Reference Architecture
Separate the control plane from execution. The control plane decides what should run; workers do the side-effecting work. This separation lets you scale workers independently, drain worker pools during deploys, and recover runnable tasks from metadata.
Design Questions
- What is the unit of idempotency: workflow, step, side effect, or request?
- Which state transitions must be strongly consistent?
- How long can a workflow run?
- Can old workflow definitions continue after new code deploys?
- What happens when a worker dies after doing the external side effect but before recording completion?
- What is the maximum fan-out per workflow instance?
- Who owns cancellation semantics?
- How will operators inspect, replay, and repair a stuck instance?
Storage Model
Minimal relational schema:
CREATE TABLE workflow_instances (
id TEXT PRIMARY KEY,
type TEXT NOT NULL,
status TEXT NOT NULL,
version INT NOT NULL,
created_at TIMESTAMPTZ NOT NULL,
updated_at TIMESTAMPTZ NOT NULL
);
CREATE TABLE workflow_events (
workflow_id TEXT NOT NULL,
sequence BIGINT NOT NULL,
event_type TEXT NOT NULL,
payload JSONB NOT NULL,
created_at TIMESTAMPTZ NOT NULL,
PRIMARY KEY (workflow_id, sequence)
);
CREATE TABLE workflow_tasks (
id TEXT PRIMARY KEY,
workflow_id TEXT NOT NULL,
task_type TEXT NOT NULL,
status TEXT NOT NULL,
run_after TIMESTAMPTZ NOT NULL,
lease_owner TEXT,
lease_until TIMESTAMPTZ
);The workflow_events primary key gives each transition a total order per workflow.

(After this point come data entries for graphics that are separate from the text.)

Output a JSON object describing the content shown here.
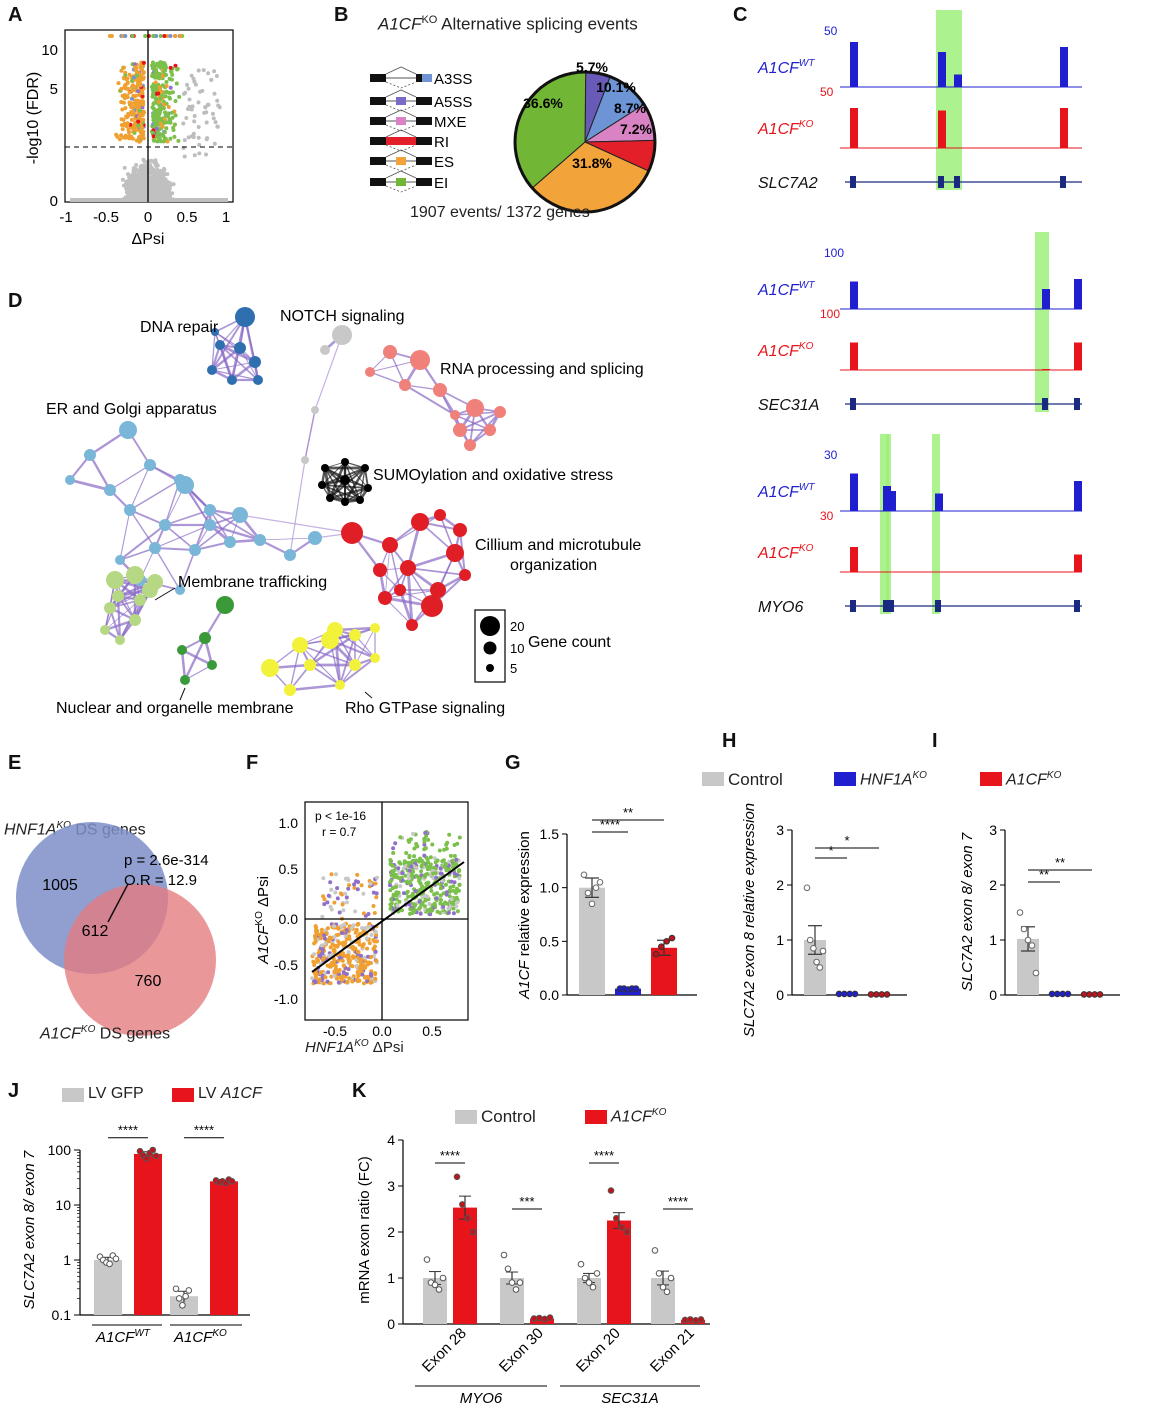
{
  "panels": {
    "A": "A",
    "B": "B",
    "C": "C",
    "D": "D",
    "E": "E",
    "F": "F",
    "G": "G",
    "H": "H",
    "I": "I",
    "J": "J",
    "K": "K"
  },
  "colors": {
    "blue": "#1f1fd0",
    "red": "#e8141c",
    "gray": "#c8c8c8",
    "orange": "#f0a030",
    "green": "#7ac04a",
    "purple": "#9070c8",
    "highlight": "#9ef07a"
  },
  "panelA": {
    "ylabel": "-log10 (FDR)",
    "xlabel": "ΔPsi",
    "yticks": [
      "0",
      "5",
      "10"
    ],
    "xticks": [
      "-1",
      "-0.5",
      "0",
      "0.5",
      "1"
    ]
  },
  "panelB": {
    "title_gene": "A1CF",
    "title_sup": "KO",
    "title_rest": " Alternative splicing events",
    "events": [
      "A3SS",
      "A5SS",
      "MXE",
      "RI",
      "ES",
      "EI"
    ],
    "footer": "1907 events/ 1372 genes",
    "chart_data": {
      "type": "pie",
      "categories": [
        "A3SS",
        "A5SS",
        "MXE",
        "RI",
        "ES",
        "EI"
      ],
      "values": [
        5.7,
        10.1,
        8.7,
        7.2,
        31.8,
        36.6
      ],
      "labels": [
        "5.7%",
        "10.1%",
        "8.7%",
        "7.2%",
        "31.8%",
        "36.6%"
      ],
      "colors": [
        "#6a5ab8",
        "#6d94d4",
        "#d983c4",
        "#e3202a",
        "#f2a43a",
        "#72b636"
      ]
    }
  },
  "panelC": {
    "tracks": [
      {
        "wt": "A1CF",
        "wt_sup": "WT",
        "ko": "A1CF",
        "ko_sup": "KO",
        "gene": "SLC7A2",
        "scale_wt": "50",
        "scale_ko": "50"
      },
      {
        "wt": "A1CF",
        "wt_sup": "WT",
        "ko": "A1CF",
        "ko_sup": "KO",
        "gene": "SEC31A",
        "scale_wt": "100",
        "scale_ko": "100"
      },
      {
        "wt": "A1CF",
        "wt_sup": "WT",
        "ko": "A1CF",
        "ko_sup": "KO",
        "gene": "MYO6",
        "scale_wt": "30",
        "scale_ko": "30"
      }
    ]
  },
  "panelD": {
    "clusters": [
      "DNA repair",
      "NOTCH signaling",
      "RNA processing and splicing",
      "ER and Golgi apparatus",
      "SUMOylation and oxidative stress",
      "Cillium and microtubule organization",
      "Membrane trafficking",
      "Nuclear and organelle membrane",
      "Rho GTPase signaling"
    ],
    "legend_title": "Gene count",
    "legend_sizes": [
      "20",
      "10",
      "5"
    ]
  },
  "panelE": {
    "hnf_label": "HNF1A",
    "hnf_sup": "KO",
    "hnf_rest": " DS genes",
    "a1cf_label": "A1CF",
    "a1cf_sup": "KO",
    "a1cf_rest": " DS genes",
    "left_only": "1005",
    "overlap": "612",
    "right_only": "760",
    "p_value": "p = 2.6e-314",
    "odds_ratio": "O.R = 12.9"
  },
  "panelF": {
    "ylabel_gene": "A1CF",
    "ylabel_sup": "KO",
    "ylabel_rest": " ΔPsi",
    "xlabel_gene": "HNF1A",
    "xlabel_sup": "KO",
    "xlabel_rest": " ΔPsi",
    "stat_p": "p < 1e-16",
    "stat_r": "r = 0.7",
    "yticks": [
      "1.0",
      "0.5",
      "0.0",
      "-0.5",
      "-1.0"
    ],
    "xticks": [
      "-0.5",
      "0.0",
      "0.5"
    ]
  },
  "legend_top": {
    "control": "Control",
    "hnf": "HNF1A",
    "hnf_sup": "KO",
    "a1cf": "A1CF",
    "a1cf_sup": "KO"
  },
  "panelG": {
    "ylabel_gene": "A1CF",
    "ylabel_rest": " relative expression",
    "yticks": [
      "0.0",
      "0.5",
      "1.0",
      "1.5"
    ],
    "sig1": "****",
    "sig2": "**",
    "chart_data": {
      "type": "bar",
      "categories": [
        "Control",
        "HNF1A KO",
        "A1CF KO"
      ],
      "values": [
        1.0,
        0.06,
        0.44
      ],
      "errors": [
        0.09,
        0.01,
        0.07
      ],
      "ylim": [
        0,
        1.5
      ]
    }
  },
  "panelH": {
    "ylabel": "SLC7A2 exon 8 relative expression",
    "yticks": [
      "0",
      "1",
      "2",
      "3"
    ],
    "sig1": "*",
    "sig2": "*",
    "chart_data": {
      "type": "bar",
      "categories": [
        "Control",
        "HNF1A KO",
        "A1CF KO"
      ],
      "values": [
        1.0,
        0.02,
        0.01
      ],
      "errors": [
        0.26,
        0.01,
        0.005
      ],
      "ylim": [
        0,
        3
      ]
    }
  },
  "panelI": {
    "ylabel": "SLC7A2 exon 8/ exon 7",
    "yticks": [
      "0",
      "1",
      "2",
      "3"
    ],
    "sig1": "**",
    "sig2": "**",
    "chart_data": {
      "type": "bar",
      "categories": [
        "Control",
        "HNF1A KO",
        "A1CF KO"
      ],
      "values": [
        1.02,
        0.02,
        0.01
      ],
      "errors": [
        0.22,
        0.01,
        0.005
      ],
      "ylim": [
        0,
        3
      ]
    }
  },
  "panelJ": {
    "legend_gfp": "LV GFP",
    "legend_a1cf_pre": "LV ",
    "legend_a1cf_gene": "A1CF",
    "ylabel": "SLC7A2 exon 8/ exon 7",
    "yticks": [
      "0.1",
      "1",
      "10",
      "100"
    ],
    "group1": "A1CF",
    "group1_sup": "WT",
    "group2": "A1CF",
    "group2_sup": "KO",
    "sig": "****",
    "chart_data": {
      "type": "bar",
      "scale": "log",
      "categories": [
        "A1CF WT",
        "A1CF KO"
      ],
      "series": [
        {
          "name": "LV GFP",
          "values": [
            1.0,
            0.22
          ]
        },
        {
          "name": "LV A1CF",
          "values": [
            85,
            27
          ]
        }
      ],
      "ylim": [
        0.1,
        100
      ]
    }
  },
  "panelK": {
    "legend_control": "Control",
    "legend_ko": "A1CF",
    "legend_ko_sup": "KO",
    "ylabel": "mRNA exon ratio (FC)",
    "yticks": [
      "0",
      "1",
      "2",
      "3",
      "4"
    ],
    "categories": [
      "Exon 28",
      "Exon 30",
      "Exon 20",
      "Exon 21"
    ],
    "gene1": "MYO6",
    "gene2": "SEC31A",
    "sigs": [
      "****",
      "***",
      "****",
      "****"
    ],
    "chart_data": {
      "type": "bar",
      "categories": [
        "Exon 28",
        "Exon 30",
        "Exon 20",
        "Exon 21"
      ],
      "series": [
        {
          "name": "Control",
          "values": [
            1.0,
            1.0,
            1.0,
            1.0
          ],
          "errors": [
            0.14,
            0.13,
            0.1,
            0.15
          ]
        },
        {
          "name": "A1CF KO",
          "values": [
            2.53,
            0.12,
            2.25,
            0.09
          ],
          "errors": [
            0.25,
            0.02,
            0.17,
            0.01
          ]
        }
      ],
      "ylim": [
        0,
        4
      ]
    }
  }
}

That order is what makes replay and debugging possible.
Failure Modes
| Failure | Symptom | Mitigation |
|---|---|---|
| Worker crash after side effect | Step repeats and charges/sends twice | Idempotency keys at the external service boundary |
| Lost task enqueue | Workflow stuck despite valid next step | Reconciliation scans history and regenerates tasks |
| Timer service outage | Delayed execution | Store timers durably; scan overdue timers |
| Hot workflow fan-out | Scheduler overload | Fan-out limits, child workflows, batching |
| Non-deterministic workflow code | Replay diverges | Versioned code paths, deterministic APIs |
| Unbounded history | Slow replay and large rows | Continue-as-new, snapshots, history compaction |
Operational Metrics
- Workflow start rate and completion rate.
- Running, waiting, failed, and stuck instance counts.
- Scheduler lag: now minus oldest runnable task.
- Timer lag: now minus oldest overdue timer.
- Activity retry rate by type and error class.
- Queue depth and age by task queue.
- Worker lease expirations.
- History append latency and conflict rate.
- Manual repair count.
When to Use
Use a workflow system when:
- A process spans multiple services or commits.
- Work must survive process restarts and deploys.
- Waiting is part of the business logic.
- Operators need a durable audit trail.
- Compensation is more realistic than a global transaction.
When Not to Use
Avoid a workflow engine when:
- The task is short, stateless, and naturally idempotent.
- A plain message queue with retries is enough.
- You cannot define ownership for stuck workflow repair.
- The team will hide arbitrary application logic inside workflows without versioning discipline.